Except that, as we've seen in all the previous tax flight discussions, individuals almost never move to avoid high taxes.
This 2011 study from the Center on Budget and Policy Priorities swings an ax at the myths surrounding tax flight. It found that, among other things, only 1.7 percent of Americans moved from one state to another in the decade between 2001 and 2010, and those who did move were often motivated more by cheap housing prices than lower tax rates. Drawing on a 2011 Stanford study, the authors also found that the percentage of rich people who move out-of-state after a tax hike is statistically insignificant — in 2004, for example, when New Jersey increased its tax rates on people who made more than $500,000 a year, no more than 70 people moved to take advantage of lower rates elsewhere, costing the state a not-exactly-whopping $16.4 million in tax revenue. And forget about middle-class tax arbitrage — in Florida, where there is no personal income tax at all, the authors found that the migration patterns mirrored the broader state economy and showed no response to tax changes.
Sure, there is the odd case of a wealthy tax-avoider who will go to extreme lengths. (Jim Stewart had a piece in The New Yorker last year about hedge-fund manager Julian Robertson and his cartoonishly complex plot to spend exactly 180 days a year in New York City in order to qualify as a non-resident for tax purposes.) And it could be that, as former Bloomberg spokesman Stu Loeser argued on Twitter today, there are a few people who live in New York but have summer homes in a lower-tax state, who wouldn't mind spending a few additional days a week at the beach in order to bring their rates down.
But the reason why we only hear about rich tax-fleers once in a while (Gérard Depardieu being the most recent example) is that they compose an infinitesimally small minority of the wealthy. The vast majority of people, especially rich people, tend to like where they live. They have strong ties to their communities. They sit on local boards. They enroll their kids in good schools. They have nice houses, well-landscaped yards, and friends in the neighborhood. For them, the costs of moving — both financial and emotional — tend to far outweigh the benefits of entering a friendlier tax regime, no matter how many tens of thousands of dollars those savings amount to.

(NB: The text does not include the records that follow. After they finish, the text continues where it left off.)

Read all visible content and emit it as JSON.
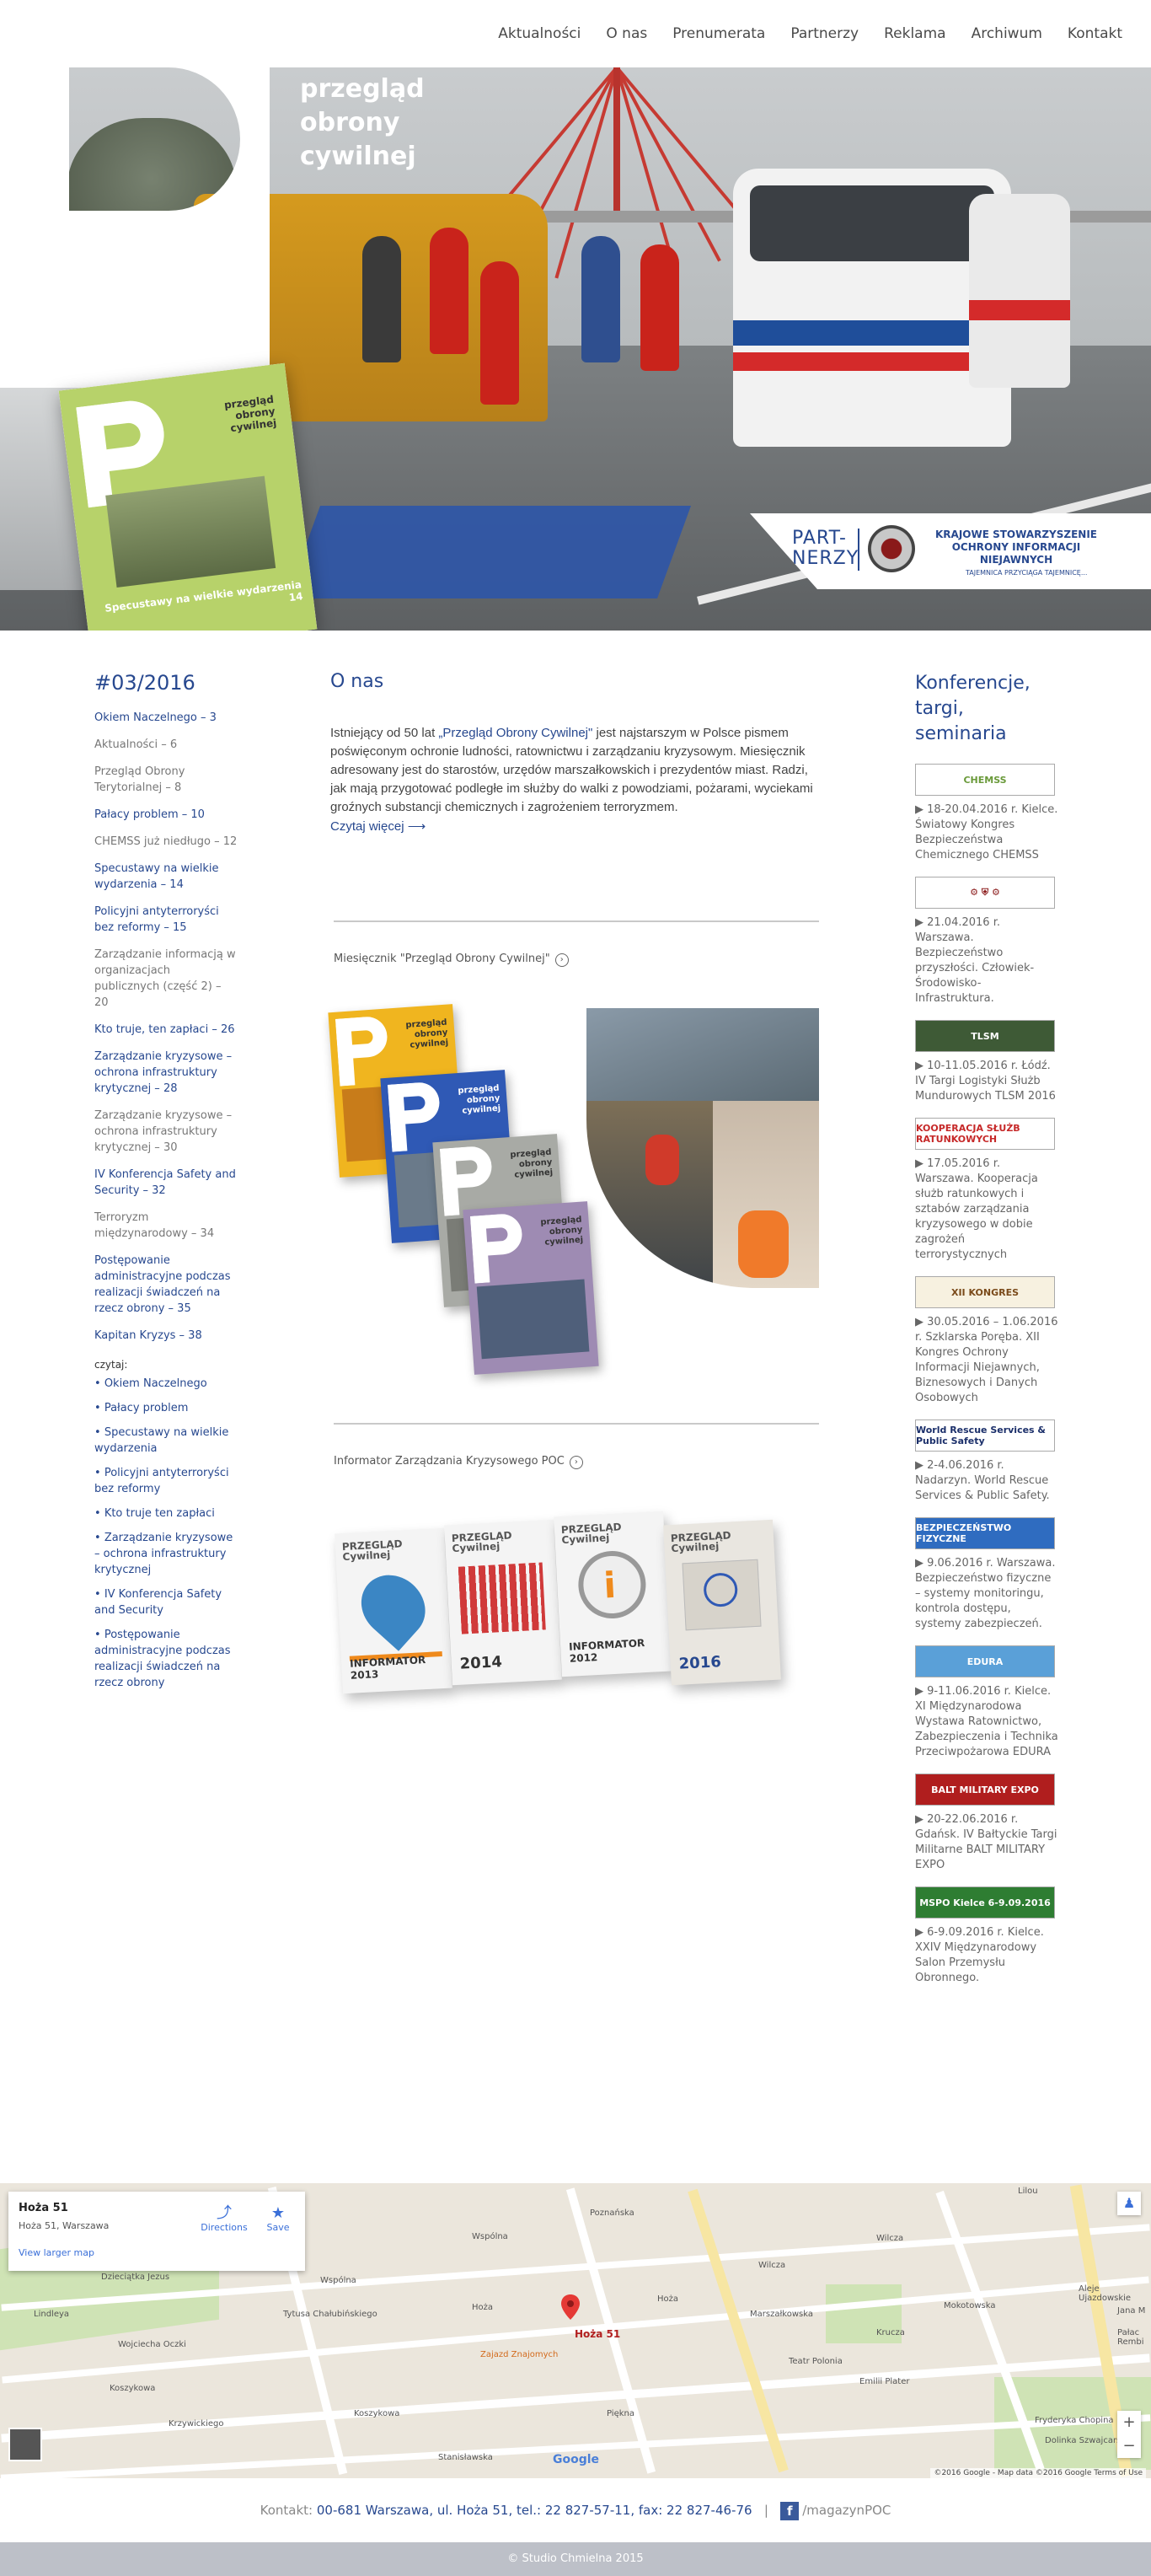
{
  "nav": [
    "Aktualności",
    "O nas",
    "Prenumerata",
    "Partnerzy",
    "Reklama",
    "Archiwum",
    "Kontakt"
  ],
  "brand": {
    "line1": "przegląd",
    "line2": "obrony",
    "line3": "cywilnej"
  },
  "magazine": {
    "title1": "przegląd",
    "title2": "obrony",
    "title3": "cywilnej",
    "caption": "Specustawy na wielkie wydarzenia 14"
  },
  "partners": {
    "label1": "PART-",
    "label2": "NERZY",
    "name1": "KRAJOWE STOWARZYSZENIE",
    "name2": "OCHRONY INFORMACJI NIEJAWNYCH",
    "tagline": "TAJEMNICA PRZYCIĄGA TAJEMNICĘ..."
  },
  "issue": {
    "title": "#03/2016",
    "toc": [
      {
        "text": "Okiem Naczelnego – 3",
        "link": true
      },
      {
        "text": "Aktualności – 6",
        "link": false
      },
      {
        "text": "Przegląd Obrony Terytorialnej – 8",
        "link": false
      },
      {
        "text": "Pałacy problem – 10",
        "link": true
      },
      {
        "text": "CHEMSS już niedługo – 12",
        "link": false
      },
      {
        "text": "Specustawy na wielkie wydarzenia – 14",
        "link": true
      },
      {
        "text": "Policyjni antyterroryści bez reformy – 15",
        "link": true
      },
      {
        "text": "Zarządzanie informacją w organizacjach publicznych (część 2) – 20",
        "link": false
      },
      {
        "text": "Kto truje, ten zapłaci – 26",
        "link": true
      },
      {
        "text": "Zarządzanie kryzysowe – ochrona infrastruktury krytycznej – 28",
        "link": true
      },
      {
        "text": "Zarządzanie kryzysowe – ochrona infrastruktury krytycznej – 30",
        "link": false
      },
      {
        "text": "IV Konferencja Safety and Security – 32",
        "link": true
      },
      {
        "text": "Terroryzm międzynarodowy – 34",
        "link": false
      },
      {
        "text": "Postępowanie administracyjne podczas realizacji świadczeń na rzecz obrony – 35",
        "link": true
      },
      {
        "text": "Kapitan Kryzys – 38",
        "link": true
      }
    ],
    "read_label": "czytaj:",
    "reads": [
      "Okiem Naczelnego",
      "Pałacy problem",
      "Specustawy na wielkie wydarzenia",
      "Policyjni antyterroryści bez reformy",
      "Kto truje ten zapłaci",
      "Zarządzanie kryzysowe – ochrona infrastruktury krytycznej",
      "IV Konferencja Safety and Security",
      "Postępowanie administracyjne podczas realizacji świadczeń na rzecz obrony"
    ]
  },
  "about": {
    "title": "O nas",
    "text_before": "Istniejący od 50 lat ",
    "quote": "„Przegląd Obrony Cywilnej\"",
    "text_after": " jest najstarszym w Polsce pismem poświęconym ochronie ludności, ratownictwu i zarządzaniu kryzysowym. Miesięcznik adresowany jest do starostów, urzędów marszałkowskich i prezydentów miast. Radzi, jak mają przygotować podległe im służby do walki z powodziami, pożarami, wyciekami groźnych substancji chemicznych i zagrożeniem terroryzmem.",
    "more": "Czytaj więcej ⟶",
    "monthly_link": "Miesięcznik \"Przegląd Obrony Cywilnej\"",
    "info_link": "Informator Zarządzania Kryzysowego POC",
    "arrow": "›",
    "cover_title1": "przegląd",
    "cover_title2": "obrony",
    "cover_title3": "cywilnej",
    "informators": [
      {
        "year": "INFORMATOR 2013"
      },
      {
        "year": "2014"
      },
      {
        "year": "INFORMATOR 2012"
      },
      {
        "year": "2016"
      }
    ],
    "informator_brand": "PRZEGLĄD Cywilnej"
  },
  "events": {
    "title": "Konferencje, targi, seminaria",
    "items": [
      {
        "banner": "CHEMSS",
        "text": "▶ 18-20.04.2016 r. Kielce. Światowy Kongres Bezpieczeństwa Chemicznego CHEMSS",
        "bg": "#ffffff",
        "fg": "#6a9a3a"
      },
      {
        "banner": "⚙ ⛨ ⚙",
        "text": "▶ 21.04.2016 r. Warszawa. Bezpieczeństwo przyszłości. Człowiek-Środowisko-Infrastruktura.",
        "bg": "#ffffff",
        "fg": "#8a1a1a"
      },
      {
        "banner": "TLSM",
        "text": "▶ 10-11.05.2016 r. Łódź. IV Targi Logistyki Służb Mundurowych TLSM 2016",
        "bg": "#3e5a36",
        "fg": "#ffffff"
      },
      {
        "banner": "KOOPERACJA SŁUŻB RATUNKOWYCH",
        "text": "▶ 17.05.2016 r. Warszawa. Kooperacja służb ratunkowych i sztabów zarządzania kryzysowego w dobie zagrożeń terrorystycznych",
        "bg": "#ffffff",
        "fg": "#c62828"
      },
      {
        "banner": "XII KONGRES",
        "text": "▶ 30.05.2016 – 1.06.2016 r. Szklarska Poręba. XII Kongres Ochrony Informacji Niejawnych, Biznesowych i Danych Osobowych",
        "bg": "#f7f1e0",
        "fg": "#7a4a1a"
      },
      {
        "banner": "World Rescue Services & Public Safety",
        "text": "▶ 2-4.06.2016 r. Nadarzyn. World Rescue Services & Public Safety.",
        "bg": "#ffffff",
        "fg": "#1b2f6a"
      },
      {
        "banner": "BEZPIECZEŃSTWO FIZYCZNE",
        "text": "▶ 9.06.2016 r. Warszawa. Bezpieczeństwo fizyczne – systemy monitoringu, kontrola dostępu, systemy zabezpieczeń.",
        "bg": "#2f6cc0",
        "fg": "#ffffff"
      },
      {
        "banner": "EDURA",
        "text": "▶ 9-11.06.2016 r. Kielce. XI Międzynarodowa Wystawa Ratownictwo, Zabezpieczenia i Technika Przeciwpożarowa EDURA",
        "bg": "#5aa0d8",
        "fg": "#ffffff"
      },
      {
        "banner": "BALT MILITARY EXPO",
        "text": "▶ 20-22.06.2016 r. Gdańsk. IV Bałtyckie Targi Militarne BALT MILITARY EXPO",
        "bg": "#b01e1e",
        "fg": "#ffffff"
      },
      {
        "banner": "MSPO Kielce 6-9.09.2016",
        "text": "▶ 6-9.09.2016 r. Kielce. XXIV Międzynarodowy Salon Przemysłu Obronnego.",
        "bg": "#2e7d32",
        "fg": "#ffffff"
      }
    ]
  },
  "map": {
    "name": "Hoża 51",
    "address": "Hoża 51, Warszawa",
    "view_larger": "View larger map",
    "directions": "Directions",
    "save": "Save",
    "pin_label": "Hoża 51",
    "google": "Google",
    "attribution": "©2016 Google - Map data ©2016 Google   Terms of Use",
    "streets": [
      "Wspólna",
      "Hoża",
      "Wilcza",
      "Krucza",
      "Poznańska",
      "Koszykowa",
      "Piękna",
      "Marszałkowska",
      "Mokotowska",
      "Emilii Plater",
      "Dzieciątka Jezus",
      "Wojciecha Oczki",
      "Lindleya",
      "Tytusa Chałubińskiego",
      "Zajazd Znajomych",
      "Teatr Polonia",
      "Lilou",
      "Fryderyka Chopina",
      "Dolinka Szwajcarska",
      "Jana M",
      "Pałac Rembi",
      "Aleje Ujazdowskie",
      "Krzywickiego",
      "Stanisławska"
    ]
  },
  "footer": {
    "contact_label": "Kontakt: ",
    "contact_value": "00-681 Warszawa, ul. Hoża 51, tel.: 22 827-57-11, fax: 22 827-46-76",
    "sep": "|",
    "fb_icon_letter": "f",
    "fb_label": "/magazynPOC",
    "copyright": "© Studio Chmielna 2015"
  }
}
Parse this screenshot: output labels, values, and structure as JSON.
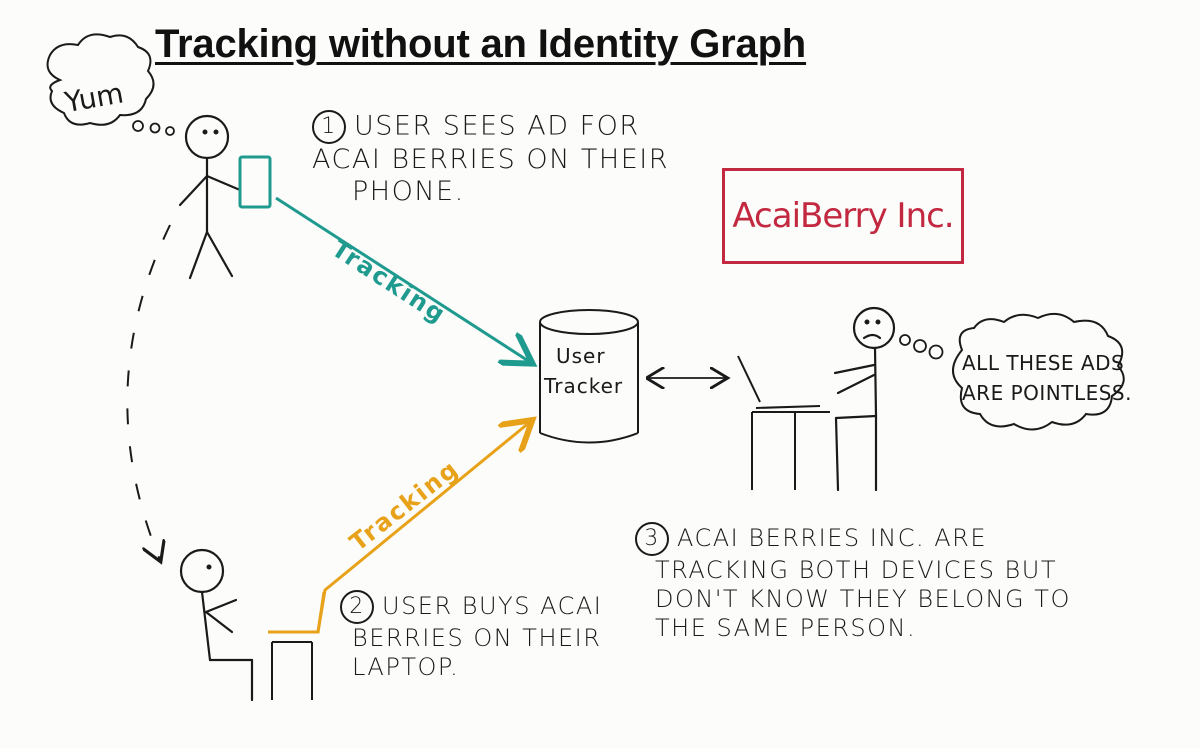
{
  "title": "Tracking without an Identity Graph",
  "thought_yum": "Yum",
  "step1": {
    "number": "1",
    "lines": [
      "User sees ad for",
      "Acai berries on their",
      "phone."
    ]
  },
  "step2": {
    "number": "2",
    "lines": [
      "User buys acai",
      "berries on their",
      "laptop."
    ]
  },
  "step3": {
    "number": "3",
    "lines": [
      "Acai Berries Inc. are",
      "tracking both devices but",
      "don't know they belong to",
      "the same person."
    ]
  },
  "brand": "AcaiBerry Inc.",
  "tracker_label": [
    "User",
    "Tracker"
  ],
  "tracking_top": "Tracking",
  "tracking_bottom": "Tracking",
  "thought_pointless": [
    "All these ads",
    "are pointless."
  ],
  "colors": {
    "teal": "#1f9a8e",
    "orange": "#e8a21a",
    "red": "#c2283f",
    "ink": "#1a1a1a"
  },
  "icons": [
    "phone-icon",
    "laptop-icon",
    "database-cylinder-icon",
    "stick-figure-icon",
    "thought-bubble-icon"
  ]
}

In California, especially, where there are no easy border states to move to, and where lots of the wealth is being created in discrete geographical regions (Silicon Valley and L.A.), the hurdle to tax flight is especially high. It's possible to start a successful tech company in Las Vegas, if you're Tony Hsieh. You can also start an ice-fishing company in Florida. But for most people who make money in a location-based industry, there are vast financial incentives to staying put.
The line from opponents of high local taxes is always that they will deter people from starting businesses and making money in the region. But we've seen that that's not the case. California has had relatively high taxes compared to Nevada for years, and yet Silicon Valley remains the locus of innovation. Even a Californian I mocked in these very pages several months ago, Ethan Anderson, a wealthy tech entrepreneur who wrote a column complaining about Proposition 30 (which raised taxes on guys like him), has benefited from being close to his industry. Today, Anderson announced he got a big investment in his new company from a venture capital firm called GRP Partners. Which is also located in California.
All of this is to say that in California, as in New York and New Jersey, threats about millionaires leaving town because the government raises their taxes are exceedingly empty. We shouldn't take them seriously, no matter how many front-page Times stories these vaporous fulminations inspire.